Film Holland dramatyzuje tragedię migracyjną rozgrywającą się na „zielonej granicy” bagien i lasów między Białorusią a Polską. Fabuła przedstawia splecione losy polskiego działacza, młodego polskiego funkcjonariusza straży granicznej i syryjskiej rodziny.
Reżyser powiedział, że jego film ma na celu ukazanie problemu migracji z różnych perspektyw, w tym „wspaniałych Polaków, którzy pomimo zagrożenia pomagają innym”.
„Nasz film jest próbą oddania głosu tym, którzy nie mają głosu. Problem migracji będzie narastał i wkrótce dotknie każdego z nas. Tymczasem w Polsce jest to przedstawiane jednostronnie, wyłącznie z perspektywy propagandy rządowej, której zależy tylko na jednym – terroryzowaniu naszego społeczeństwa” – stwierdził Holland.
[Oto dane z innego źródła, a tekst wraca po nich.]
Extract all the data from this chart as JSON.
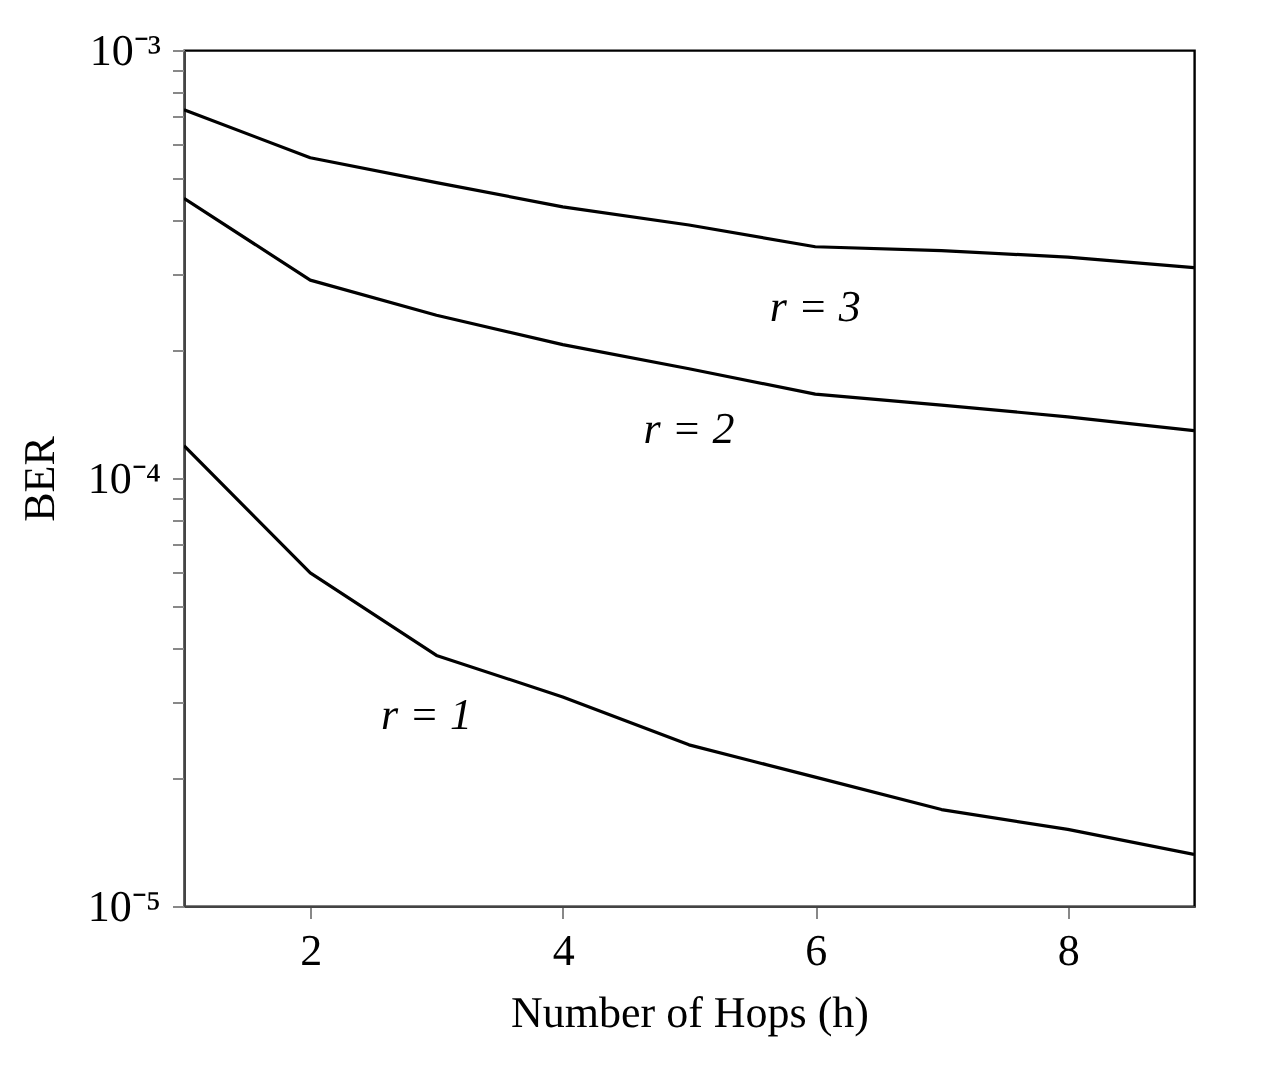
{
  "chart_data": {
    "type": "line",
    "xlabel": "Number of Hops (h)",
    "ylabel": "BER",
    "x": [
      1,
      2,
      3,
      4,
      5,
      6,
      7,
      8,
      9
    ],
    "series": [
      {
        "name": "r = 3",
        "color": "#000000",
        "values": [
          0.000725,
          0.00056,
          0.00049,
          0.00043,
          0.00039,
          0.000347,
          0.00034,
          0.000328,
          0.00031
        ]
      },
      {
        "name": "r = 2",
        "color": "#000000",
        "values": [
          0.00045,
          0.00029,
          0.00024,
          0.000205,
          0.00018,
          0.000157,
          0.000148,
          0.000139,
          0.000129
        ]
      },
      {
        "name": "r = 1",
        "color": "#000000",
        "values": [
          0.000119,
          6e-05,
          3.85e-05,
          3.08e-05,
          2.38e-05,
          2e-05,
          1.68e-05,
          1.51e-05,
          1.32e-05
        ]
      }
    ],
    "xlim": [
      1,
      9
    ],
    "xticks": [
      2,
      4,
      6,
      8
    ],
    "ylim": [
      1e-05,
      0.001
    ],
    "yticks": [
      {
        "value": 1e-05,
        "label": "10⁻⁵"
      },
      {
        "value": 2e-05,
        "label": null
      },
      {
        "value": 3e-05,
        "label": null
      },
      {
        "value": 4e-05,
        "label": null
      },
      {
        "value": 5e-05,
        "label": null
      },
      {
        "value": 6e-05,
        "label": null
      },
      {
        "value": 7e-05,
        "label": null
      },
      {
        "value": 8e-05,
        "label": null
      },
      {
        "value": 9e-05,
        "label": null
      },
      {
        "value": 0.0001,
        "label": "10⁻⁴"
      },
      {
        "value": 0.0002,
        "label": null
      },
      {
        "value": 0.0003,
        "label": null
      },
      {
        "value": 0.0004,
        "label": null
      },
      {
        "value": 0.0005,
        "label": null
      },
      {
        "value": 0.0006,
        "label": null
      },
      {
        "value": 0.0007,
        "label": null
      },
      {
        "value": 0.0008,
        "label": null
      },
      {
        "value": 0.0009,
        "label": null
      },
      {
        "value": 0.001,
        "label": "10⁻³"
      }
    ],
    "log": "y",
    "grid": false,
    "line_style": "solid"
  }
}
Polska przygotowuje się do wyborów 15 października, w których prawicowy rząd będzie zabiegał o bezprecedensową trzecią kadencję. Rządząca partia Prawo i Sprawiedliwość, która koncentruje się na migracji i bezpieczeństwie, obiecała zapewnić bezpieczeństwo kraju w obliczu agresji Rosji na Ukrainę i wysiłków Białorusi mających na celu zachęcenie migrantów do Polski.
Partia rządząca głosowała także za zorganizowaniem referendum połączonego z wyborami, zadając cztery pytania, z których jedno dotyczy wyborców, czy „popierają wpuszczanie tysięcy nielegalnych imigrantów z Bliskiego Wschodu i Afryki”.